Upon seating, I asked the waitress (who had neither a Sicilian accent nor a name ending in –a) to suggest a dish for a first-timer. She steered me toward the pesto pasta, a house specialty. While waiting for my entrée, I was treated to a small salad and a few slices of bread. The salad was quite good, with a variety of unusual but tasty lettuces lightly sprinkled with olive oil and balsamic vinegar. The tomatoes, sadly, were rather tasteless and spongy, not unusual considering our location and season. The bread, drizzled with olive oil was warm and inviting, with an unanticipated but satisfying saltiness.

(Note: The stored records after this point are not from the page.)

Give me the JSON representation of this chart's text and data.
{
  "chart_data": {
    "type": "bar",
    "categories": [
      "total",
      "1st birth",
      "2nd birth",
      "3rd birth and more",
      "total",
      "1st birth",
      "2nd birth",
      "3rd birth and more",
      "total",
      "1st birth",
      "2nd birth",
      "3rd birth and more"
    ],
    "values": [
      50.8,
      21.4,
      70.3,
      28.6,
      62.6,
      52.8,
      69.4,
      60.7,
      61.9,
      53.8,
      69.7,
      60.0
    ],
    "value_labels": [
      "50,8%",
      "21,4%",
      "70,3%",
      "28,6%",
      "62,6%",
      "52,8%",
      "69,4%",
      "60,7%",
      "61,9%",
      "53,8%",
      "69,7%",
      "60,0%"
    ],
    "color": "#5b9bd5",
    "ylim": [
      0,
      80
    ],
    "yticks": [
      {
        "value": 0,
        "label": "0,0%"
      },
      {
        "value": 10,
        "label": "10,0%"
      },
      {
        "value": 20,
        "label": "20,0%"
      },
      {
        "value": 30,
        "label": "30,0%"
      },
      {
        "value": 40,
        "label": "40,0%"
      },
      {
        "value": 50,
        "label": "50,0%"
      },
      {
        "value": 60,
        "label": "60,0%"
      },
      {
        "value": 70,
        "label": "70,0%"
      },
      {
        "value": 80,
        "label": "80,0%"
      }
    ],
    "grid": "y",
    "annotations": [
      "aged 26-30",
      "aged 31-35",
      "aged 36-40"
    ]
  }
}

The pesto dish lived up to its billing. Penne pasta, tossed in copious amounts of olive oil-laden pesto sauce, was delightfully smooth and simple. The individual flavors of basil, olive and pine nuts, like harmonies in beautiful music, had been respectfully blended to create a balanced accord bringing out the highlights of each ingredient. The result was eminently rewarding.

The menu at Gloria’s consists almost exclusively of pastas and calzones, ranging in price from $7 - $14. There were select few antipasti or appetizers, one of which, amusingly, is the most expensive item available. There is a range of desserts available: distinctive cakes, flaky pastries and luscious gelato make their appearances, each with unpredictable and varying options. The servings are generous (especially the slices of cake) and the service hurried but friendly. Reservations are suggested for groups and on weekends.

Dining at Gloria’s Little Italy is a great experience. If you’re looking for fancy china, all-you-can eat breadsticks or expensive seafood, you may be better served elsewhere. However, if you want an Italian experience reminiscent of your favorite corner Italian restaurant in Europe, look no further. Gloria’s has the atmosphere, the ingredients and the personality to transport you right back to the outskirts of Florence, Milan or Rome.

Gloria’s Little Italy

279 E. 300 S.

(801) 805-4913

4 comments:

Bradwich said...

Good to finally hear from you again! I like this idea of you testing out restaurants and passing along recommendations. Keep it up.

Tamara Hart Heiner said...

I love Gloria's Little Italy as well...I'm extremely picky about my Italian food and this is the real, fresh stuff. It tastes good for you! Thanks for helping such a great place get known!

Anonymous said...

Fresh? haven't you heard that they prepare their food with frozen vegetables?

Anonymous said...

My wife and I have been going to Gloria’s for more than two years, but after our last visit we will NEVER go back. As my wife took a spoonful of her soup she bit into a rock… I’m not even kidding a rock! Now I understand that stuff happens, and sometimes things like this are totally out of the kitchen’s control, and they just happen, but what disappointed me, and honestly made me crazy angry, was that their manager never apologized for the mishap. She showed no concern for my wife or for us as regular customers. She said that they would take the soup off the check to “make it right with us”. In reality what she was saying was; you could have choked or seriously damaged you teeth, so here is 3 dollars off your 40 dollar tab. I was so mad that I asked to talk with her boss, which just so happened to be Gloria… the “Gloria” the owner. When I told her about how much we had liked going to the restaurant over the last few years and how disappointed we were in how the situation was handled, all she could say is it’s not our cook’s fault. She showed no concern or empathy whatsoever. Even when I told her we just felt like we should receive an apology she refused to do so. This restaurant makes a great chicken parm. But I refuse to be treated like dirt by an expensive place like that.